Cox, 51, a Beallsville resident, served as pastor of East Sunsbury Baptist Church.

And until the day he died he continued to minister to the many friends and family who came to visit him at the James Cancer Center in Columbus, said Laurie Cox, his wife of 28 years.

To help ease the pain of the family's loss, Cox and her five children - Kassie, 10; Kaleb, 16; Kyle, 21; Kelsey, 23; and Katie, 26 - have been performing random acts of kindness - many times to total strangers.

Cox recalls one instance in particular when she felt the need to help others.

"One time it hit me rough. It was 10:30 at night and we had cantaloupe and watermelons that people had given us. We jumped into the car and passed them out to our neighbors down the road. They probably thought we were a little weird, but the kids thought it was fun. It was all neighbors we know," she said.

Cox said they also are continuing her husband's tradition of paying for the meals of soldiers they see when they are out to eat themselves. The price of the dinner never mattered - Jeff would take care of it, she said.

The family's latest endeavor is creating what they call chemo care bags, which they plan to pass out to patients at the James Cancer Center in a couple weeks. The bags contain items cancer patients can use during treatment, such as gasoline cards to help cover travel costs, tissues, crossword puzzles, lip balm, slipper socks, Bibles and more.

Cox also is including coupons for frosties from the nearby Wendy's because that was the only type of food her husband could handle during his treatment. And her younger children are coloring pictures to include with the bags, and the older children and Cox are writing notes of support.

"We want to honor his memory. This project is something he would have done. It's how he lived his life. I want to teach his children and instill that in them," she said.

Cox said the bags she is using are from the company Thirty-One that she also sells items from. She uses the commission from purchasing the bags for buying the items to fill the totes.

Those who would like to help can either sponsor a bag, donate items or donate money. For more information, call Cox at 740-926-1760 or at 740-310-4881.

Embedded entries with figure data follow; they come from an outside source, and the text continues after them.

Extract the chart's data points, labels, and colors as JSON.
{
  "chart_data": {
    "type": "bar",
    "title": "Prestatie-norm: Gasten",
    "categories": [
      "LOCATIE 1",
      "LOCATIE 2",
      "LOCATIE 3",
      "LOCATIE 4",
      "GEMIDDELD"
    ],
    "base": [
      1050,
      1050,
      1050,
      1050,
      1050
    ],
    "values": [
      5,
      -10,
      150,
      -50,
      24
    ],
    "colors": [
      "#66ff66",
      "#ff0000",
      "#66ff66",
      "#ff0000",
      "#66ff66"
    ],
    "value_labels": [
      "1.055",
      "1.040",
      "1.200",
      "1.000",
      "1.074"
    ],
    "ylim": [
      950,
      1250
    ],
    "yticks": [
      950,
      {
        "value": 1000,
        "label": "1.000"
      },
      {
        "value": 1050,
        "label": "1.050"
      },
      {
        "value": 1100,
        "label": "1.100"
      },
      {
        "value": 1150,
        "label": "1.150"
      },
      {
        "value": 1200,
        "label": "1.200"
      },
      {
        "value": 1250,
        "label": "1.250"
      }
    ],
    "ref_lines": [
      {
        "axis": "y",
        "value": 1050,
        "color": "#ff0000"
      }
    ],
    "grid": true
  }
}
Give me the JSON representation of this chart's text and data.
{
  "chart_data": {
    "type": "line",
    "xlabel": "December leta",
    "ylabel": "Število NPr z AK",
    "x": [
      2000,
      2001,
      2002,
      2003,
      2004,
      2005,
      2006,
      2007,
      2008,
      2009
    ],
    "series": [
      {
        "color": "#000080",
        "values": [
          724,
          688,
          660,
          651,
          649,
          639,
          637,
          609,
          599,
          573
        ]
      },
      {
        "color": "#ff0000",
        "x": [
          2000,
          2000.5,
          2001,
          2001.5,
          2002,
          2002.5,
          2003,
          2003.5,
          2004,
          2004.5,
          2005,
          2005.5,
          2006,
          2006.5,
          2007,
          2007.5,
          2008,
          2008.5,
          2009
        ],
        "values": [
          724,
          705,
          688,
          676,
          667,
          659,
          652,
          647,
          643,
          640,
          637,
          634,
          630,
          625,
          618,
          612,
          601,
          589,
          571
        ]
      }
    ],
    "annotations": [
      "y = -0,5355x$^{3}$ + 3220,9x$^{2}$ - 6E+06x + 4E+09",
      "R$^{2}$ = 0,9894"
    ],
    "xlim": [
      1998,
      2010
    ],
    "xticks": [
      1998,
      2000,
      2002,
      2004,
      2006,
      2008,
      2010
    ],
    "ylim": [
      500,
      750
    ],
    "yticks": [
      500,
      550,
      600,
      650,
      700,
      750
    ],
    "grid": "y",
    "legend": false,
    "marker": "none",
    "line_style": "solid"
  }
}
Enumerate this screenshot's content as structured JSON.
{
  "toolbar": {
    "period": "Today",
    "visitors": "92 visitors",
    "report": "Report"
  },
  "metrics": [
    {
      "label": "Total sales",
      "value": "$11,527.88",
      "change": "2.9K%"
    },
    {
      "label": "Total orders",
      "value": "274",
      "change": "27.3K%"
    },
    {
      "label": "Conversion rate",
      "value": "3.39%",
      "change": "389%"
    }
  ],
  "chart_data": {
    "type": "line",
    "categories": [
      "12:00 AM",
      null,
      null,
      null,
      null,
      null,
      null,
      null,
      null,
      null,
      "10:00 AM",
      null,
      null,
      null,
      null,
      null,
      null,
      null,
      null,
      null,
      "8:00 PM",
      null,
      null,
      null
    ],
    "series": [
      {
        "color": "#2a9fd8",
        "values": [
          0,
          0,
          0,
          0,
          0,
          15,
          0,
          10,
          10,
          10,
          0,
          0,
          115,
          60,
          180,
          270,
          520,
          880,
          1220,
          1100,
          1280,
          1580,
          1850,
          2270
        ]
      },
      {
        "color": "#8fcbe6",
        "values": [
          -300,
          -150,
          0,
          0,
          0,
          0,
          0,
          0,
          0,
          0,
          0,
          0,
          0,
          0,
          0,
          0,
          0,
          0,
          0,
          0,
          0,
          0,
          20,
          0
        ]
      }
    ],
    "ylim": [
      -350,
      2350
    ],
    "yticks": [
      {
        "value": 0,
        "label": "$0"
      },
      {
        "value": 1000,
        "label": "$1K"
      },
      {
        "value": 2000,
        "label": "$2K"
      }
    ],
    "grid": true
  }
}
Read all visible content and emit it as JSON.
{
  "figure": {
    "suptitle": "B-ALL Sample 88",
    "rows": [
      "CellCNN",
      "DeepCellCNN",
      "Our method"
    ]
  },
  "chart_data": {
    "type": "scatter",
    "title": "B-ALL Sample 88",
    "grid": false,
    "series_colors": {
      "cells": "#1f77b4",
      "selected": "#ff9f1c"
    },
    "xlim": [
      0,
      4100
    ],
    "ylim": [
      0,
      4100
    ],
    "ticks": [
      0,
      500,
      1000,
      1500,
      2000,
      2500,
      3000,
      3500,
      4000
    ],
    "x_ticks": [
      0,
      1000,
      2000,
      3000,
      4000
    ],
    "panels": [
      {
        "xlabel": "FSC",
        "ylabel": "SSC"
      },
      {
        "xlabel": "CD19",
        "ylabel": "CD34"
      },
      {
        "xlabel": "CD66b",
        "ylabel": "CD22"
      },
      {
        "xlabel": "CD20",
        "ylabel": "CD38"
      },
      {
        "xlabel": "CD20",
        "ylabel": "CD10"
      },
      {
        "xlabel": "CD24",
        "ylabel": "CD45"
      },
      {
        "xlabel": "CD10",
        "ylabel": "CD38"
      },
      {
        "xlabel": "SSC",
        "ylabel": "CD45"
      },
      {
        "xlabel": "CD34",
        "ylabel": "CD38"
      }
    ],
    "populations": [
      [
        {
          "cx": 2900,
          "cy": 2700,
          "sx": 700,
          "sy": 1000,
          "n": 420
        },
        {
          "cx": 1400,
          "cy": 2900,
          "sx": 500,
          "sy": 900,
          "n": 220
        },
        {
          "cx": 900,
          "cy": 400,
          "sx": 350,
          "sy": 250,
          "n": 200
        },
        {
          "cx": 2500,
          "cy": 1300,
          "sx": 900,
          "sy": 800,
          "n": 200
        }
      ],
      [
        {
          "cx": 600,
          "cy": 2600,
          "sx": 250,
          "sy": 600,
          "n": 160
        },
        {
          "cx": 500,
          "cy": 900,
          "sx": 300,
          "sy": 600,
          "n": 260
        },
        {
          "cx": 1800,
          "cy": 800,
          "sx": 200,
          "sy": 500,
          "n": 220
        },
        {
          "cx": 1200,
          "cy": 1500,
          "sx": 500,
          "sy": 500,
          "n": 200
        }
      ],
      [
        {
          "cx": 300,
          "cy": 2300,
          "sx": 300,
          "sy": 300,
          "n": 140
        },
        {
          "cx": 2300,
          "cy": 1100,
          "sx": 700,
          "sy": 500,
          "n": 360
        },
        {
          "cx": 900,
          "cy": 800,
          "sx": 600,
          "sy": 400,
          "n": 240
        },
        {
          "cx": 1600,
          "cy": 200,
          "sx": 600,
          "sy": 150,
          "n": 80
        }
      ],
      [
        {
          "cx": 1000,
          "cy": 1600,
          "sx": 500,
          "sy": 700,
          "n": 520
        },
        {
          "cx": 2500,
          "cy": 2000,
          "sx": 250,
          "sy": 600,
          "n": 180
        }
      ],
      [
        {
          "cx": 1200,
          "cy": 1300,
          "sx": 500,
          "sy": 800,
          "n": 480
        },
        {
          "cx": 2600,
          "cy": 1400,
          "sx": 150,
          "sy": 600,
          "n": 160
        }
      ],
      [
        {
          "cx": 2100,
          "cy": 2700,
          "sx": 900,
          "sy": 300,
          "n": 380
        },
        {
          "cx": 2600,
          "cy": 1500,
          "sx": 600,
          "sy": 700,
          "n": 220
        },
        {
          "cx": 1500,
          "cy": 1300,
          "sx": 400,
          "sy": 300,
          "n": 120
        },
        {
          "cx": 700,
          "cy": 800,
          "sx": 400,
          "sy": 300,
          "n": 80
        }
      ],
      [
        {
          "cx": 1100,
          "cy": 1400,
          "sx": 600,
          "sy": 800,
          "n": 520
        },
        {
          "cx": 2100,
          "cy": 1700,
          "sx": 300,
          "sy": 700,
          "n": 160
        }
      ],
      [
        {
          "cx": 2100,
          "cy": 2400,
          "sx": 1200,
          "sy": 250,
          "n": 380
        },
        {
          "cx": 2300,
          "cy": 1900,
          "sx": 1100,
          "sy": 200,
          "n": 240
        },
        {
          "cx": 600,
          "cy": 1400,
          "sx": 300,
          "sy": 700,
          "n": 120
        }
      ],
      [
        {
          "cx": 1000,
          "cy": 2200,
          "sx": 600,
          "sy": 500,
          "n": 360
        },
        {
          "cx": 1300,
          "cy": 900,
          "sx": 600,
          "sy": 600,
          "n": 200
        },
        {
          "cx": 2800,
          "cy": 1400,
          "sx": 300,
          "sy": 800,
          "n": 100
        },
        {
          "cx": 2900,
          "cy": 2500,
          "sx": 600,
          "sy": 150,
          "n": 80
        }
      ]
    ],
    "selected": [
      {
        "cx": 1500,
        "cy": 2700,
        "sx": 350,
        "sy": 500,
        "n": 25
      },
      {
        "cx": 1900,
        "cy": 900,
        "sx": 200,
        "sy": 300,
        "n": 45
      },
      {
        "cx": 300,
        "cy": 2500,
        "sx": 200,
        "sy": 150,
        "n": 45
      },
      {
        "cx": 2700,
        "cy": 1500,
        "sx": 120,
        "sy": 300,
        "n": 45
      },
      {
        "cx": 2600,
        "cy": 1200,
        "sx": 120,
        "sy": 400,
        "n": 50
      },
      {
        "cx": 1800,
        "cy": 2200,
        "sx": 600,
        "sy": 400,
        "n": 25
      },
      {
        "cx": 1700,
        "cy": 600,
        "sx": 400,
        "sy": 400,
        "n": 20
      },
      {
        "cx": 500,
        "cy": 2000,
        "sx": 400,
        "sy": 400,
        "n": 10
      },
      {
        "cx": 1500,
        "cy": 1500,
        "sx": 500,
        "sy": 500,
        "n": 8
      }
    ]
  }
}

"We hope to do 100 bags," she said. "We're using this to help us through the grieving process. We do things for other people when we're having a hard day, when things are getting rough emotionally."

Cox believes her husband's faith helped him deal with his diagnosis.

"It helped so much - he knew he was going to Heaven, I knew he was going to Heaven," Cox said. "The doctor that came to pronounce him dead ... he said before I perform a check on your husband, I have to tell you, you have all been the talk of the hospital. We were reading scriptures and singing. It wasn't the normal death-bed experience he had ever seen.

"The Thursday before he died - he died on Sunday - people came to see him. They were lined up outside in the hall. He would talk to them and encourage them - it was the most amazing thing I'd ever seen. ... Even his last breath he was still serving the Lord."

The Coxes moved to Monroe County in 2001 from Pennsylvania. Jeff Cox served as a full-time pastor at the church.

"We love this community. It's an amazing place to live. We hope to stay," she noted.